Critical thinking forces us to take the steps to strategize and conduct research before they market a product. As students, we are taught that products and their relative advertisements must reach out to a specific demographic, or target market, whether it be college students from a lower-lever income class, or a corporate-working mother with a family of four. Proper research, analysis, and development must be obtained in order to successfully sell a product. Thinking through the proper steps will produce more successful marketing campaigns in the long run. The typical process for a marketing campaign must think and answer these question: is there a growing need for a new or existing product? Who buys/would buy the product? How much will this product cost, including the expense of packaging and advertising? How necessary is this product? These are just a few of the questions we as marketing students must learn to answer—and the only way to answer is by thinking critically.

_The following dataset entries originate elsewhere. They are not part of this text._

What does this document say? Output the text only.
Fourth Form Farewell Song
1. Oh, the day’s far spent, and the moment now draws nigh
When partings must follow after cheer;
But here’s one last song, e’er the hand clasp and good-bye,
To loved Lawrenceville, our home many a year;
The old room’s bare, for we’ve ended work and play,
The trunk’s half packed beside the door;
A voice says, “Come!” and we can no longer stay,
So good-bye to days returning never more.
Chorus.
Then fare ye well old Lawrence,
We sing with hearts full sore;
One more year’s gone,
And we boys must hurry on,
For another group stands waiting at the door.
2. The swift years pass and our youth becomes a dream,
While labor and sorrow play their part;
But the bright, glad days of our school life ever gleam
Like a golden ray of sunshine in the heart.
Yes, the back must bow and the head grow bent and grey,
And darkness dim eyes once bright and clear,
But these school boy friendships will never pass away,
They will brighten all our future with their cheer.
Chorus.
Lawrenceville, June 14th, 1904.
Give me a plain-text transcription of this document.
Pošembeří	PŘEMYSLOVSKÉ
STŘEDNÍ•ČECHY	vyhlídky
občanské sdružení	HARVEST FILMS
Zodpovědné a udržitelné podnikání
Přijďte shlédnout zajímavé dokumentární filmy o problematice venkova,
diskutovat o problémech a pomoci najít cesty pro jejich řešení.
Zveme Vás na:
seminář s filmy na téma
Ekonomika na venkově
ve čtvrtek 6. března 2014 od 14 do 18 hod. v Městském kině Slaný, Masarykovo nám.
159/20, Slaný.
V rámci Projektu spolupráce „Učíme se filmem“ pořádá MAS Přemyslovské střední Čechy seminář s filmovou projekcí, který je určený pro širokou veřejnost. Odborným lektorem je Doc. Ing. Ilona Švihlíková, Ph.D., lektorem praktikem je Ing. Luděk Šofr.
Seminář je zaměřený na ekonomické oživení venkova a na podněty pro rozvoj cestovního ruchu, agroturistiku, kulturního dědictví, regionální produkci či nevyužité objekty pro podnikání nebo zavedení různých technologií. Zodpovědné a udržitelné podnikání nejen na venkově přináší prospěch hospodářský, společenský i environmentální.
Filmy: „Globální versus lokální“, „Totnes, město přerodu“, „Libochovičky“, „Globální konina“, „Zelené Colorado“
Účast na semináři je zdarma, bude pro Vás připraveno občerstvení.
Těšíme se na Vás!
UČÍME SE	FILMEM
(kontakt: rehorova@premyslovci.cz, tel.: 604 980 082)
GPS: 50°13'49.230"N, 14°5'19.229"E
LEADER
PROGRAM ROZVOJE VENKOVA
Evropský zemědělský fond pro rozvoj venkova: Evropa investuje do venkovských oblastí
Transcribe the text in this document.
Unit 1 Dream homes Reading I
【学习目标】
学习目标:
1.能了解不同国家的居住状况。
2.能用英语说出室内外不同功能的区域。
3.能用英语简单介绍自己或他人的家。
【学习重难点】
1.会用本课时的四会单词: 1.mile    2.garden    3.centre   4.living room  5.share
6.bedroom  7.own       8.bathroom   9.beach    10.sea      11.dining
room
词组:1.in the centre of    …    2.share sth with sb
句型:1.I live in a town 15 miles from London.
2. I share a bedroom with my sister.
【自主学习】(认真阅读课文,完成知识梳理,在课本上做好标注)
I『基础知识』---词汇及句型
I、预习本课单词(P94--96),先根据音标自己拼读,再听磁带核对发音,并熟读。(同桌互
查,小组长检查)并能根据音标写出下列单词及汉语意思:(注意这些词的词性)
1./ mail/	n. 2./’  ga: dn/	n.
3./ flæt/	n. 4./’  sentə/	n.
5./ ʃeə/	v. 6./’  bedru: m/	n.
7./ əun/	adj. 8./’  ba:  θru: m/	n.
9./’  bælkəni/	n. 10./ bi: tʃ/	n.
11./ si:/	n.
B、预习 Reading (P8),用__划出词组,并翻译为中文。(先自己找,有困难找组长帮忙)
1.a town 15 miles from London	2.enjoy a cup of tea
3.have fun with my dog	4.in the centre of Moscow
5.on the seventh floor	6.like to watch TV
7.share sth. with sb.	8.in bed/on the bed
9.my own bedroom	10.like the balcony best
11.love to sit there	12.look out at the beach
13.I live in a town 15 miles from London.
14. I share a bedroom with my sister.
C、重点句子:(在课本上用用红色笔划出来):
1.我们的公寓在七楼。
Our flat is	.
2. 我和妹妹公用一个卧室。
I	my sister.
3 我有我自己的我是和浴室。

Critical thinking is found in every college classroom and is widely used in daily life. It is extremely important for students to explore and develop their own styles and interpretations of critical thinking. Critical thinking opens the mind to different solutions and means of achieving an end. In marketing, critical thinking is of absolute importance. Without proper skills to think critically, students will lack the necessary requirements to successful market products and services in the fast-paced business industry.
1. "Defining Critical Thinking." Defining Critical Thinking. Foundation for Critical Thinking, 2013. Web. 23 Sept. 2015.
2. "Marketing." BusinessDictionary.com. WebFinance, Inc., 2015. Web. 23 Sept. 2015.
3. Lamb, Charles W., Joseph F. Hair, and Carl McDaniel. MKTG: Principles of Marketing. 9th ed. N.p.: Cengage Learning, 2015. Print.
4. Mayhew, Ruthanne. "Examples of Using Critical Thinking to Make Decisions in the Workplace." Small Business. Hearst Newspapers, LLC, 2015. Web. 24 Sept. 2015.